By Radhika Bhirani
NEW DELHI: Far removed from the conventional Bollywood screen scorchers who have washboard abs and ooze oomph, talented actress Swara Bhaskar makes no bones about saying that getting toned arms continues to be one of the greatest challenges she faces as an actor. However, she maintains that a fit frame does not guarantee a good performance.
"Of course, we still love toned bodies... We all do. But the audience has moved away from the idea that a toned body or beautiful looking people can substitute for a good story, script or performances," Swara told IANS in telephonic interview from Mumbai.
It is this that has led to a shift in the kind of actors getting a break in the film industry, which has for long been in the clutches of star kids, said the dusky beauty who recently clinched the Critics' Choice For Best Actress at Star Screen Awards 2016 for her impressive performance as a single mother in "Nil Battey Sannata".
"Actors have moved away from it (the toned body obsession) and because of that, actors are coming from outside the fold of star children and models.
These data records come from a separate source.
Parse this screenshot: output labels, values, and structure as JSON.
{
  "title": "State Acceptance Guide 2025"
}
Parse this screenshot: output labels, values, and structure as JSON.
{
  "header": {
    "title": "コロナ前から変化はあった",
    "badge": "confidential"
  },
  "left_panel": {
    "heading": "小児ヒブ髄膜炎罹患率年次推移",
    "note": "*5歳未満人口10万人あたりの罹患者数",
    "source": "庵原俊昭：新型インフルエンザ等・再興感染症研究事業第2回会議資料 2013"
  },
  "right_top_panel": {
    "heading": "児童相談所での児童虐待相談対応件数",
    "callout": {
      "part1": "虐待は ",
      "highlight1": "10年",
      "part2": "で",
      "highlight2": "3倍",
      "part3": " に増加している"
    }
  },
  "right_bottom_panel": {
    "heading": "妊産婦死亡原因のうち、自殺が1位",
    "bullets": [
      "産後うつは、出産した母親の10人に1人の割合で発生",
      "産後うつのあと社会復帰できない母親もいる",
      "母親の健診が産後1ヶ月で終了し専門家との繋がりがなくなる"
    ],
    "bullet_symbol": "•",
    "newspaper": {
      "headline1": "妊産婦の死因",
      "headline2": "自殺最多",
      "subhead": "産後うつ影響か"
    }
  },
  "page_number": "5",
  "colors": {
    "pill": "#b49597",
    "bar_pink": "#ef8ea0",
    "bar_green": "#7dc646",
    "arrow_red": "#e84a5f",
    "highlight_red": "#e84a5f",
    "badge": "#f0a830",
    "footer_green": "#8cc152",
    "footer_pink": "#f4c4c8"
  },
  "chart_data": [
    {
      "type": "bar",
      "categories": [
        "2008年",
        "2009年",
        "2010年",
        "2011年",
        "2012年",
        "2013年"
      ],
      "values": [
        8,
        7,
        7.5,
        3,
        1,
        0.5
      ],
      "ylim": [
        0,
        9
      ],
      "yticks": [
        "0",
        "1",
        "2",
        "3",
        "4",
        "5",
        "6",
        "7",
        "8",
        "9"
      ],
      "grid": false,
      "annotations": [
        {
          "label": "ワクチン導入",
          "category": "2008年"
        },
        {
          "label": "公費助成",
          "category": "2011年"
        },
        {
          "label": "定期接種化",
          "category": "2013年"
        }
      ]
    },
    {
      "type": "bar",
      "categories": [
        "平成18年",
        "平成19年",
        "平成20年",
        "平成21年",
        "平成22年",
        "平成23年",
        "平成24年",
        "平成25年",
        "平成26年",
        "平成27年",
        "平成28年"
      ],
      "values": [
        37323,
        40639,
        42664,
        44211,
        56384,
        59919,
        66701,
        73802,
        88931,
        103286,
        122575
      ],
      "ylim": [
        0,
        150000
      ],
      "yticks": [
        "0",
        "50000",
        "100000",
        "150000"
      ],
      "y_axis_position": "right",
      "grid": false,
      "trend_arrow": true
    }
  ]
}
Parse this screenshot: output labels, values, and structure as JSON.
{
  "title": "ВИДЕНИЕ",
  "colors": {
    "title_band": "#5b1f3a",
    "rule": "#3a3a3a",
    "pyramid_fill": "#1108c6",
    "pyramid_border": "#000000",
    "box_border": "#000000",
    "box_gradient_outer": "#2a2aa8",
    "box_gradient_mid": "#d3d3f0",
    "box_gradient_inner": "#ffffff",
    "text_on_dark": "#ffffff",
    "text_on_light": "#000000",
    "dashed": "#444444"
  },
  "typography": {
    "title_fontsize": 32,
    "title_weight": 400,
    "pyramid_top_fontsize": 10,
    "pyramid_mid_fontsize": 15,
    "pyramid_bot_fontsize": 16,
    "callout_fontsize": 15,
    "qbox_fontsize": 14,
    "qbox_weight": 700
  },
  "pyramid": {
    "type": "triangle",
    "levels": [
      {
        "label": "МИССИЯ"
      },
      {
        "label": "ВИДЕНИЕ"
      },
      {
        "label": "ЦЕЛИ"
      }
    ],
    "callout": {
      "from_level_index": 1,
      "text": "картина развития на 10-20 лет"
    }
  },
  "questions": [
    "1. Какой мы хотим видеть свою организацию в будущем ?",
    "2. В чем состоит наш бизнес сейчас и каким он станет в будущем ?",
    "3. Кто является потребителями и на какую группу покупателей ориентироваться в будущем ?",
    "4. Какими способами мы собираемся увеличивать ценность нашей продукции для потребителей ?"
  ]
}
People like me who come from completely normal backgrounds are coming to the industry which is now open to different faces and body types," said Swara, who has in the past spoken out uninhibitedly about how getting judged for looks is an occupational hazard many face in filmdom.
The daughter of well-known strategic analyst C. Uday Bhaskar and professor of film studies Ira Bhaskar feels with more space for fresh storytelling, the Indian movie industry is more accepting of people who don't suit the conventional.
"New stories are being told, so filmmakers need new faces, new actors, and new kind of skills. All in all, it's all paying off and we are seeing some fantastic content. And it's happening across India," Swara said, citing the example of Marathi film "Sairat" and Kannada movie "Thithi" -- both of which turned out to be successes despite their cast of non-actors.
Word of mouth, the Jawaharlal Nehru University alumnus says, is playing a huge role in this -- a phenomena which hugely helped in driving the niche small-town saga "Nil Battey Sannata" to greater visibility. And so, to get an award for the film that many advised her not to do and she herself was nervous about taking up, is dear to her.
"It is very special for me as an actor who has come up the ladder from smaller to bigger roles," said Swara, who debuted in 2009 with "Madholal Keep Walking", and has featured in hit films like "Tanu Weds Manu", "Raanjhanaa", "Tanu Weds Manu Returns" and "Prem Ratan Dhan Payo".
"'Nil Battey...' was a film that everyone advised me not to do. It was a film that I myself was very nervous to say yes to because I didn't know if it was the right choice. A mother's role was risky, but I took it on gut instinct. Its success has emboldened me to take on future work that is new and risky and that I have faith in," she said.
Swara pointed out how her new release for 2017, "Anarkali Aarawali" is "a very courageous and brave film".
"I know it's a role many actresses have refused to do. But I was like, 'It's a great script to do, so why not?'"
It will feature her as a singer who sings double meaning songs, and is totally unapologetic about her sexuality. Another new project "Tikli and Laxmi Bomb" will see her as a sex worker.
She justifies her choice of being on the untrodden path by saying: "How, as an artiste, can you shy away from doing new and challenging work? How will you grow? Awards, glamour and red carpet... All that is great. But that's not your job. The job is acting."
As of now, Swara is excited about a yet-untitled Gaurav Sinha directorial, which she describes as an urban comedy on confused relationships and career choices that young people make. She's having a "great time" shooting it, and is also looking forward to her commercial potboiler "Veere Di Wedding".